No Coverage Under Claims Made and Reported Policy for Claim Reported After Policy Expiration

A Virginia federal court, applying Virginia law, has held that an insurer was entitled to summary judgment that no coverage was available under its claims made and reported policy for a claim noticed to it after the policy expired.  Gateway Residences at Exch., LLC v. Illinois Union Ins. Co., 2018 WL 1629107 (E.D. Va. Apr. 3, 2018).

A claimant sued a design firm for negligent design during the design and construction of a building and obtained a default judgment.  The claimant then sought to recover from the design firm’s insurer.  The insurer denied coverage under the claims made and reported policy because no claim was reported to it during the policy period.  The insurer was notified of the claim on September 2, 2016, after an insurance finance company cancelled the policy on September 5, 2014 and after the policy would have terminated naturally without the cancellation on February 1, 2015.

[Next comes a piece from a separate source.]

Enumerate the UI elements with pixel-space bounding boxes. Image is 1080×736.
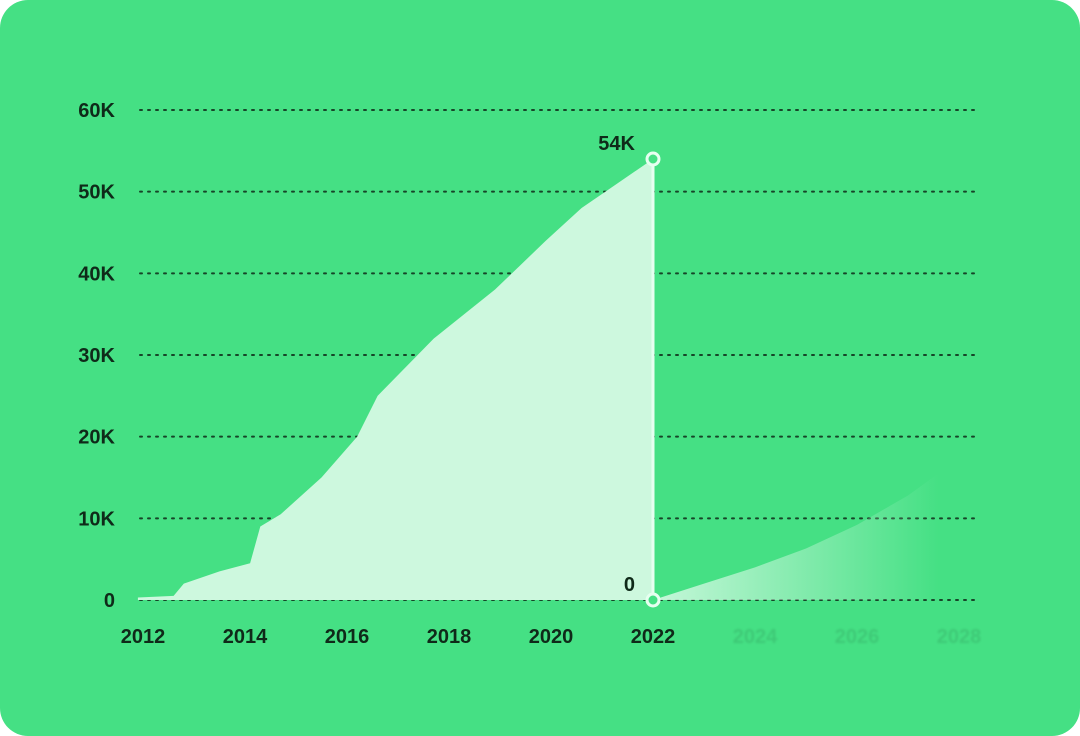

In the coverage action that followed, the claimant argued that the insurer waived this defense under a Virginia statute which requires an insurer that discovers a breach of the conditions of a policy to notify the claimant within 45 days, or it waives the defense.  The court held, however, that the statute did not apply because the insurer did not contend that the policyholder violated a policy provision by not reporting a claim during the policy period.  Instead, the court concluded, the lack of notification of the claim during the policy period was a non-occurrence of a condition precedent to coverage under the policy.

The claimant also argued that the policy cancellation by the insurance finance company was invalid.  The court agreed with the insurer that the validity of the cancellation was not material, because the claim was not reported until after the natural termination of the policy in any event.  Finally, the court rejected the claimant’s argument that the claim was reported within the policy’s extended reporting period, because the record did not show that the insured requested or paid for the extended reporting period.

Finding that there was no genuine dispute of material fact as to whether the insurer received notice of the claim within the policy period, the court held that the insurer was not obligated to provide coverage and entered summary judgment in its favor.